My protégé, Will Farmer, had just landed his first highstacking job. An apothecary by the name of Arnold Tilling had taken Will on as his regular tick-tock lad, to deliver potions and pills to his many customers all over town. Now Will was practising his high-stacking skills over the city’s rooftops, from noisy Potter’s Reach, the air ringing with the tapping and banging of its coopers, wheelwrights and coppersmiths, to hushed Blackchapel with its barristers and clerics; from flea-bitten Eastgate to toffee-nosed Ch
alfont; from silk emporia in the opulent Asquith Arcade to grubby attics in the rundown Wasps’ Nest …
I was delighted for him, and with his wages he’d been able to afford to take attic rooms next to mine and invest in a fine new coalstack hat and gamekeeper’s waistcoat. Smiling to myself at Will’s good fortune, I shinned down a drainpipe to the window-ledge of the professor’s laboratory and climbed inside.
The professor – or PB to his friends – was perched on a green velvet-upholstered ottoman, a raised scientific journal obscuring his face. I cleared my throat. He jumped, sat upright, and the journal fell to the floor with a soft clatter.
‘Barnaby!’ he cried out. ‘You startled me!’
‘Sorry, PB!’ I said. ‘I—’ The words stuck in my throat. ‘What have you done?’
‘Done?’ he said.
‘Your eyes,’ I said, nodding towards the two thick black circular marks that ringed them. ‘You look like a panda!’

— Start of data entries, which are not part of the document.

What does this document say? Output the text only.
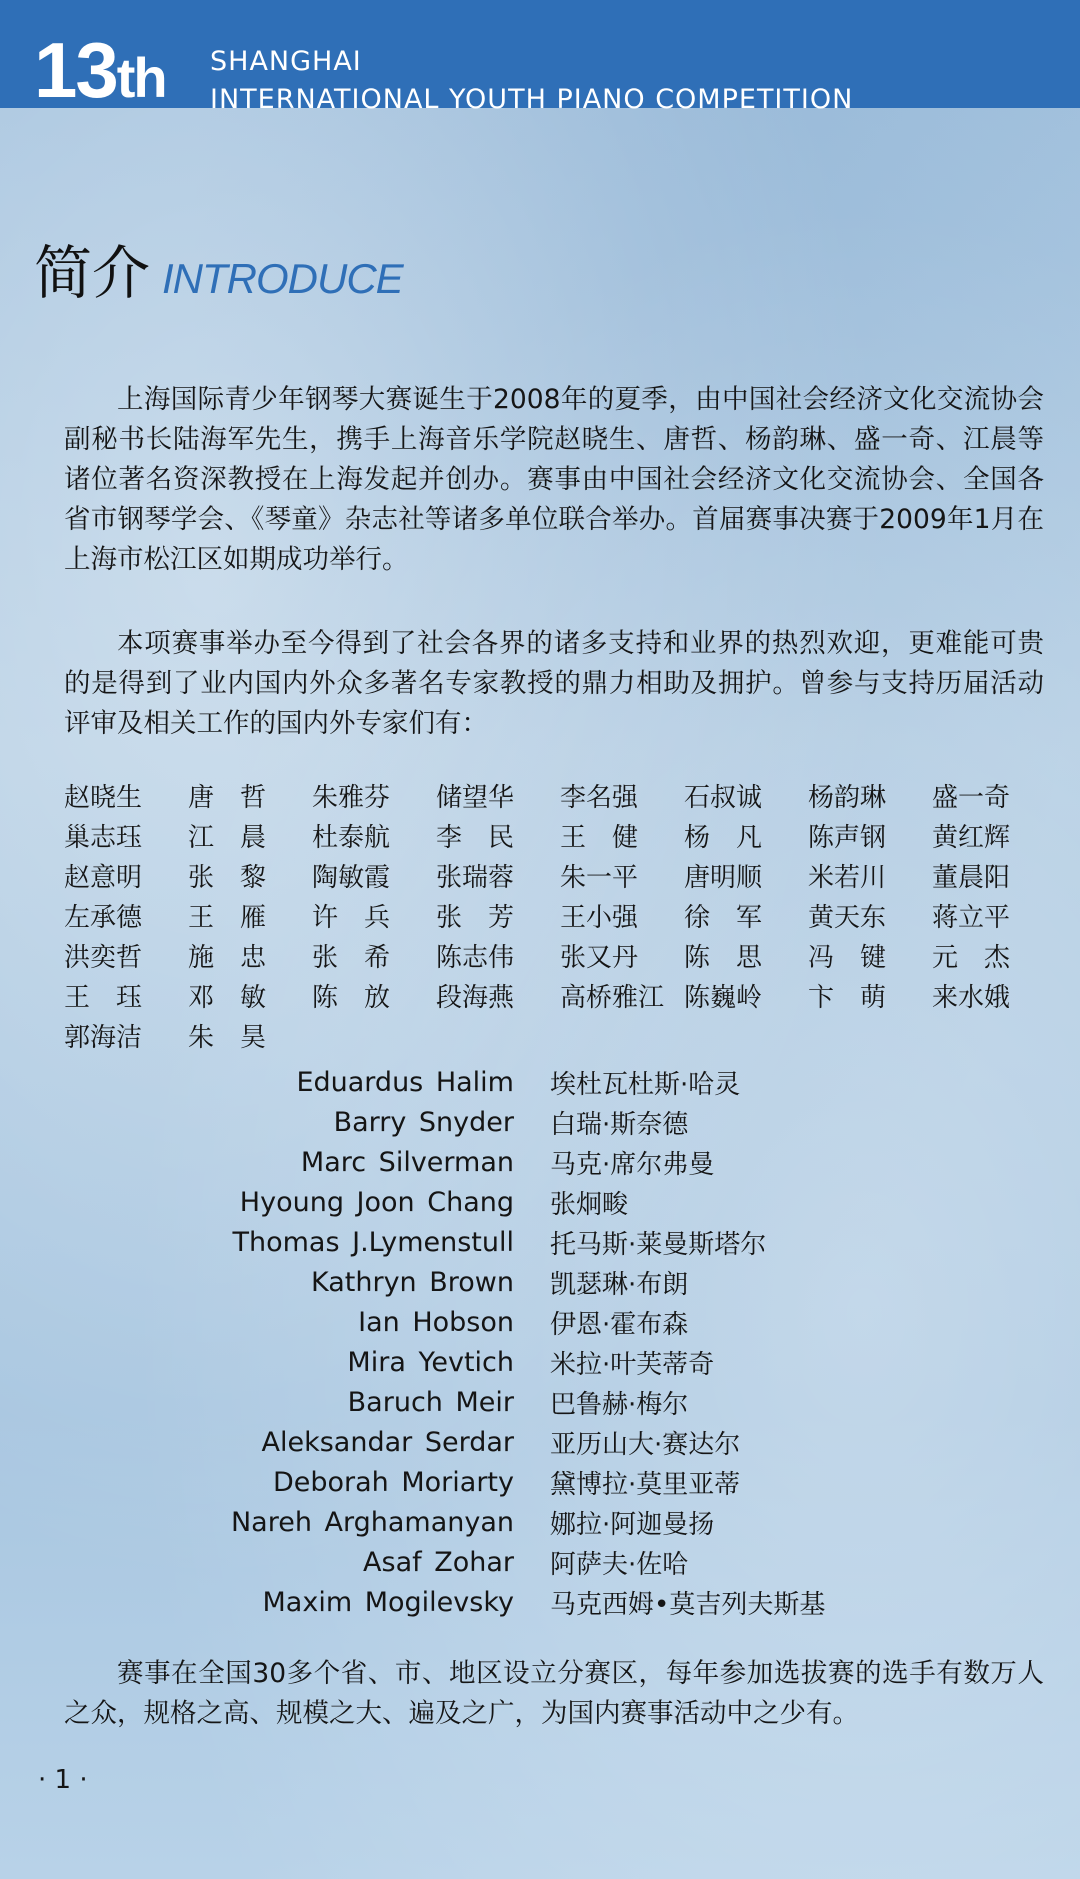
13th SHANGHAI
INTERNATIONAL YOUTH PIANO COMPETITION
简介 INTRODUCE

上海国际青少年钢琴大赛诞生于2008年的夏季，由中国社会经济文化交流协会副秘书长陆海军先生，携手上海音乐学院赵晓生、唐哲、杨韵琳、盛一奇、江晨等诸位著名资深教授在上海发起并创办。赛事由中国社会经济文化交流协会、全国各省市钢琴学会、《琴童》杂志社等诸多单位联合举办。首届赛事决赛于2009年1月在上海市松江区如期成功举行。

本项赛事举办至今得到了社会各界的诸多支持和业界的热烈欢迎，更难能可贵的是得到了业内国内外众多著名专家教授的鼎力相助及拥护。曾参与支持历届活动评审及相关工作的国内外专家们有：

赵晓生	唐　哲	朱雅芬	储望华	李名强	石叔诚	杨韵琳	盛一奇
巢志珏	江　晨	杜泰航	李　民	王　健	杨　凡	陈声钢	黄红辉
赵意明	张　黎	陶敏霞	张瑞蓉	朱一平	唐明顺	米若川	董晨阳
左承德	王　雁	许　兵	张　芳	王小强	徐　军	黄天东	蒋立平
洪奕哲	施　忠	张　希	陈志伟	张又丹	陈　思	冯　键	元　杰
王　珏	邓　敏	陈　放	段海燕	高桥雅江 陈巍岭	卞　萌	来水娥
郭海洁	朱　昊
Eduardus Halim 埃杜瓦杜斯·哈灵
Barry Snyder 白瑞·斯奈德
Marc Silverman 马克·席尔弗曼
Hyoung Joon Chang 张炯畯
Thomas J.Lymenstull 托马斯·莱曼斯塔尔
Kathryn Brown 凯瑟琳·布朗
Ian Hobson 伊恩·霍布森
Mira Yevtich 米拉·叶芙蒂奇
Baruch Meir 巴鲁赫·梅尔
Aleksandar Serdar 亚历山大·赛达尔
Deborah Moriarty 黛博拉·莫里亚蒂
Nareh Arghamanyan 娜拉·阿迦曼扬
Asaf Zohar 阿萨夫·佐哈
Maxim Mogilevsky 马克西姆•莫吉列夫斯基

赛事在全国30多个省、市、地区设立分赛区，每年参加选拔赛的选手有数万人之众，规格之高、规模之大、遍及之广，为国内赛事活动中之少有。

· 1 ·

The professor frowned, took off his spectacles and crossed the room to a large mirror, where he examined his reflection for a moment.
‘Oh, I see what you mean,’ he said with a chuckle. ‘It appears to be residue from the resin I used to seal the goggles …’
‘Goggles?’ I echoed.
‘Yes,’ said the professor, dabbing at his panda eyes with a grubby handkerchief. ‘I was trying to make them watertight – but to no avail. They leaked horribly. Still, I’ve come up with something much better …’
The professor paused when he saw the puzzled look on my face. Polishing his spectacles on the front of his lab coat before putting them on, he took me by the arm.
‘First things first, Barnaby, my boy.’ He smiled. ‘There’s something I want to show you.’